Municipalities (cities, towns, regions, etc.) are more than just a place to live. They’re a firm within the economy, and like every other firm in the economy, they want to sell you something. The way that they sell you something is through a supply chain that starts with the land registry system and ends with a real estate transaction, in which you absorb a unit of housing through purchase or lease.
I am fascinated by small suburban towns because their roles within a regional context are largely independent of policy. They depend on infrastructure, and that’s about it. Alternatively, the growth of these towns rests on the laurels of urban economics more than urban planning. Sure, regional infrastructure plays a role here, but let us set that aside to really focus on a meaningful reality that most people don’t really ever choose to look at.
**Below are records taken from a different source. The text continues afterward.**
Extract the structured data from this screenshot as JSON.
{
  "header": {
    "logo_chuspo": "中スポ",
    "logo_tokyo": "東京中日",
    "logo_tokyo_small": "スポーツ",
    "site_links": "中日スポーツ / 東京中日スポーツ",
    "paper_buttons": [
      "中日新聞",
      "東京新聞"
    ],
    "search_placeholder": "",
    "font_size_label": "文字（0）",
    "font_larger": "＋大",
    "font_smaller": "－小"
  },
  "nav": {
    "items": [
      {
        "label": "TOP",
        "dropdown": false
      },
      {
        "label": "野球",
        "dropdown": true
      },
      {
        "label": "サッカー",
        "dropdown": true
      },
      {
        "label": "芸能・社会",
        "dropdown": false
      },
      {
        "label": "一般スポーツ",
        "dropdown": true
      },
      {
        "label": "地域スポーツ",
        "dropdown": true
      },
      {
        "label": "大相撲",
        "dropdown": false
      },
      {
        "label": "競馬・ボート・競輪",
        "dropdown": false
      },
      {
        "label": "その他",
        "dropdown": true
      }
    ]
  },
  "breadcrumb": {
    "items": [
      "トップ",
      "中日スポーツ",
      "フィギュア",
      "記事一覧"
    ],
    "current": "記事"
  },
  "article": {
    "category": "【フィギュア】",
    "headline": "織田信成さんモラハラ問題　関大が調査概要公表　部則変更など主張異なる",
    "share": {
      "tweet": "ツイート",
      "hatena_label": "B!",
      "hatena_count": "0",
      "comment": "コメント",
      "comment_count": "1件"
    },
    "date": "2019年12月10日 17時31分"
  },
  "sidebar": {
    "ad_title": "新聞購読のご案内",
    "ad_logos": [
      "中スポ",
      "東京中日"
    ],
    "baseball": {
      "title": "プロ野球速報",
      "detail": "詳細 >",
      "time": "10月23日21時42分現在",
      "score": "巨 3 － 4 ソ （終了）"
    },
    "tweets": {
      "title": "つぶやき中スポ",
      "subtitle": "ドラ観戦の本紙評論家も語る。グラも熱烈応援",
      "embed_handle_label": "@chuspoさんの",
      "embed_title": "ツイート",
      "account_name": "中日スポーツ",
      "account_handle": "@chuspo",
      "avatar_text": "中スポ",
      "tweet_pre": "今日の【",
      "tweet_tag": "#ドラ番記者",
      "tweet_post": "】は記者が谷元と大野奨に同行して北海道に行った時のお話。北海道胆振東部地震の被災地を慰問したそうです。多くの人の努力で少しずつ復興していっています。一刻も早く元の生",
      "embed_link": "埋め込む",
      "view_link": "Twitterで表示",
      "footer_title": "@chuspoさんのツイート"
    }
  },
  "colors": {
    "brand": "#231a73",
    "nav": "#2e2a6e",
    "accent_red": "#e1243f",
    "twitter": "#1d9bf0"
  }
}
Municipalities exist to make progress. A fundamental principal of economics is that “firms exist to make profit.” Urban economics, much like labour economics, is a subset of this theory that evaluates the relationship that space and proximity have with the revenue and cost structure of operating a firm. It is essentially a nuanced evaluation of location in the economic equation of firms.
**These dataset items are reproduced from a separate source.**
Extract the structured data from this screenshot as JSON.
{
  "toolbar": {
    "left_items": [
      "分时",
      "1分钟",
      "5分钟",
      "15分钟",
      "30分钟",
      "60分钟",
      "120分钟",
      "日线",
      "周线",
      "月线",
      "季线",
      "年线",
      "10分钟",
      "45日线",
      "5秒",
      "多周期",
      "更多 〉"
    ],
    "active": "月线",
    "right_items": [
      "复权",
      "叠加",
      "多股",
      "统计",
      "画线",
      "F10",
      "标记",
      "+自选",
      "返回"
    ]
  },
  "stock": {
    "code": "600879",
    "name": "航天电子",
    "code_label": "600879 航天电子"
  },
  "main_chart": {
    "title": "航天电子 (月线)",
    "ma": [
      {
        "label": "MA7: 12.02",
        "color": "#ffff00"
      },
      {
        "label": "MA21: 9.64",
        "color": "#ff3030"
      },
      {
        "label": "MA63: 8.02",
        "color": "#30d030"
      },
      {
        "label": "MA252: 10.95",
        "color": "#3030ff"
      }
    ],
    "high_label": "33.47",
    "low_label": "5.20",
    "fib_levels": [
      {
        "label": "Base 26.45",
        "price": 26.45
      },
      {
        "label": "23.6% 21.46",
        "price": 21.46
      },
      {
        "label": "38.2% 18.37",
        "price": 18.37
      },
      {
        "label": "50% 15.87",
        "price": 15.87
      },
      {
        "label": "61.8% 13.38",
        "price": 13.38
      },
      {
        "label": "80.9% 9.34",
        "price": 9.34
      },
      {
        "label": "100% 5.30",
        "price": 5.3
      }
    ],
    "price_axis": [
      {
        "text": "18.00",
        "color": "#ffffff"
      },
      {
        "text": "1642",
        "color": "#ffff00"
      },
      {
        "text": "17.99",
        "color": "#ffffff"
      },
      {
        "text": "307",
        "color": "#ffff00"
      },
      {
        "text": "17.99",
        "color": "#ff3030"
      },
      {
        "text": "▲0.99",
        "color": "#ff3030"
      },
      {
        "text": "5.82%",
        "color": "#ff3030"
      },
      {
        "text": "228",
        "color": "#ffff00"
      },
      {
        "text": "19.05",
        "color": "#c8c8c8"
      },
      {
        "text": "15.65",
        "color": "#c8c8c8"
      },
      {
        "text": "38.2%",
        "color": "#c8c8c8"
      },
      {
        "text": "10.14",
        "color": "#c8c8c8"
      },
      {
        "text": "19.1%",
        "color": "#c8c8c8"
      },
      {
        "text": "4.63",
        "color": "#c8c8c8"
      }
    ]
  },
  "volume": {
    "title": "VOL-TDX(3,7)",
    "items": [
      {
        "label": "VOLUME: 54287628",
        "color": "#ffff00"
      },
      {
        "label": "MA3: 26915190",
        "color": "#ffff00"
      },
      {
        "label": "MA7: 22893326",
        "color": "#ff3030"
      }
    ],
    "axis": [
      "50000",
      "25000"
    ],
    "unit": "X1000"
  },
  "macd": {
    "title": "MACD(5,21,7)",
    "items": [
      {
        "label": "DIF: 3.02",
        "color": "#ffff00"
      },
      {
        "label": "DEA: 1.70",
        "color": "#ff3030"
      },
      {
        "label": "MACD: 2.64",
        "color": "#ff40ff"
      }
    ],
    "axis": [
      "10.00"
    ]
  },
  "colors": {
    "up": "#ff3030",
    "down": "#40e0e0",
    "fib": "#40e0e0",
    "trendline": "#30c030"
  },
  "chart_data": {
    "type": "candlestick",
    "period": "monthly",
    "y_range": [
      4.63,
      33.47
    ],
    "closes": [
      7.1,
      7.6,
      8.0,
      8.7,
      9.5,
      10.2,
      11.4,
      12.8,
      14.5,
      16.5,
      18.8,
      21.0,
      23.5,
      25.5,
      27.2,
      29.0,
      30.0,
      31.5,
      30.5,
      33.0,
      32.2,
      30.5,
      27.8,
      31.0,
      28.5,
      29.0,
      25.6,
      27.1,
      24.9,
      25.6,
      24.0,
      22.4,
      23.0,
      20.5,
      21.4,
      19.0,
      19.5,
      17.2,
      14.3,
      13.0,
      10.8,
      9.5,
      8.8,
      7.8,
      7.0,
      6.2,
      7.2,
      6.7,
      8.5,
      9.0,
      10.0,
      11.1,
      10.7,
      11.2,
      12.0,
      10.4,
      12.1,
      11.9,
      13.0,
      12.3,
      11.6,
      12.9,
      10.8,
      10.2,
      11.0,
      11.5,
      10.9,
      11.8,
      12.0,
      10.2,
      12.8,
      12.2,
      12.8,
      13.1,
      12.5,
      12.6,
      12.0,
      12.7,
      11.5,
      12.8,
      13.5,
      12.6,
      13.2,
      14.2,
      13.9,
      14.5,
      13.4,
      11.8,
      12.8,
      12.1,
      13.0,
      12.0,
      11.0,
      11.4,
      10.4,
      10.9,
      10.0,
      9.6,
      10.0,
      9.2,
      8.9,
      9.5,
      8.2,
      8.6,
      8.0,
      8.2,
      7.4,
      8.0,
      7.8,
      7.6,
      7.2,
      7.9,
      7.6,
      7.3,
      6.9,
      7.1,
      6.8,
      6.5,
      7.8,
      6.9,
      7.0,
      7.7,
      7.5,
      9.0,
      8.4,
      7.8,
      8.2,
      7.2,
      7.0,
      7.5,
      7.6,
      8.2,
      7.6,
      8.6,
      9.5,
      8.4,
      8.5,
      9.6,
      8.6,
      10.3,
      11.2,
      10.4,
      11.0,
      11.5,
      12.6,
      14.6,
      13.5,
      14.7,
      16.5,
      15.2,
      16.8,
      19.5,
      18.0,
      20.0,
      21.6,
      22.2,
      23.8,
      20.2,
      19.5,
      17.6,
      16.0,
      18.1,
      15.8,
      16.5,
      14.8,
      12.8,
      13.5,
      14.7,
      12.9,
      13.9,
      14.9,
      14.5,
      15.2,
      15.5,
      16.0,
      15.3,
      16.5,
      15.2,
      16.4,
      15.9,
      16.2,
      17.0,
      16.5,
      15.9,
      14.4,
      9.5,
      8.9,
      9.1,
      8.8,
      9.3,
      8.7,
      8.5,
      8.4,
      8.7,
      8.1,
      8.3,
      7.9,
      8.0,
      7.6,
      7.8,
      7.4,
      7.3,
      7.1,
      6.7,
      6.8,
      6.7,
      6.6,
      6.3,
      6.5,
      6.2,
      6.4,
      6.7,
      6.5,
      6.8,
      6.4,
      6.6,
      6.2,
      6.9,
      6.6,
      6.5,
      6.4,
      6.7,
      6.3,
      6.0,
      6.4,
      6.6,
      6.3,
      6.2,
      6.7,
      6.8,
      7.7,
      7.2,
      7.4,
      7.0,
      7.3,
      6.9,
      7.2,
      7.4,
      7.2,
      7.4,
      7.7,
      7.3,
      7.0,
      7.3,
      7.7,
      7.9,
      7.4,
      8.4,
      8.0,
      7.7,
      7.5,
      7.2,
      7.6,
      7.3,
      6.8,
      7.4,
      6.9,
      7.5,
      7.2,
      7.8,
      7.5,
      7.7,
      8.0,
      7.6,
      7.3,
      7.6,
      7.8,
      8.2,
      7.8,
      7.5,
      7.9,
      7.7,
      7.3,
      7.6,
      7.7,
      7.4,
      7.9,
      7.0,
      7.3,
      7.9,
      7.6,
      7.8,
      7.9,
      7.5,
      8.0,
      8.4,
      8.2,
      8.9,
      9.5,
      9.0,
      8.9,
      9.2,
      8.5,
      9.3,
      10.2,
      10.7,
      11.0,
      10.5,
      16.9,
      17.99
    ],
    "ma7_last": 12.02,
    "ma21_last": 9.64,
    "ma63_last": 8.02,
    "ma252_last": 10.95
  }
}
Housing ought to be evaluated similarly, and it is. Municipalities, as such, compete for the attention of residents. Increasingly so, actually, among the de-industrialization of the western world. This phenomena is especially true in Canada, where the majority of our GDP has something to do with housing.
Cities can compete for your residency on a variety of criteria:
- being a good place to live
- having reasonable taxes
- being well located (a tough one to change)
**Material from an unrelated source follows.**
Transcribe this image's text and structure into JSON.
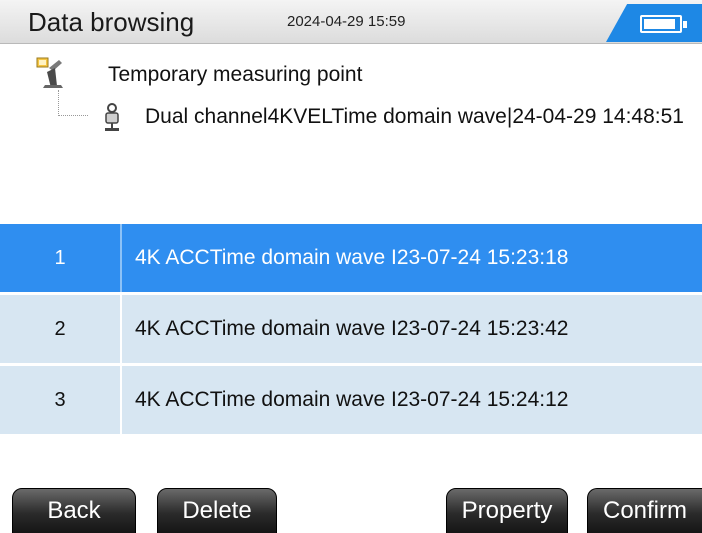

- having employment within it
I’m going to find out as much as I can about the why we make these decisions, and I think I’ve kind of figured out how I’m going to go about that.
Instagram as a primary data collection tool for millennials:
Yesterday, I used my instagram story to release a series of polls, and it actually proved quite effective as a data collection tool. Interestingly, a lot of millennials still live in the suburbs, despite better employment prospects in the city. What makes this more clear is when you look at the why these people live in the suburbs – it’s to stay close to, or within their family homes. I will follow up with some pie-in-a-pie charts as I followed some of the subset groups, as I am able to follow populations through the polling – it’s just going to take me a while.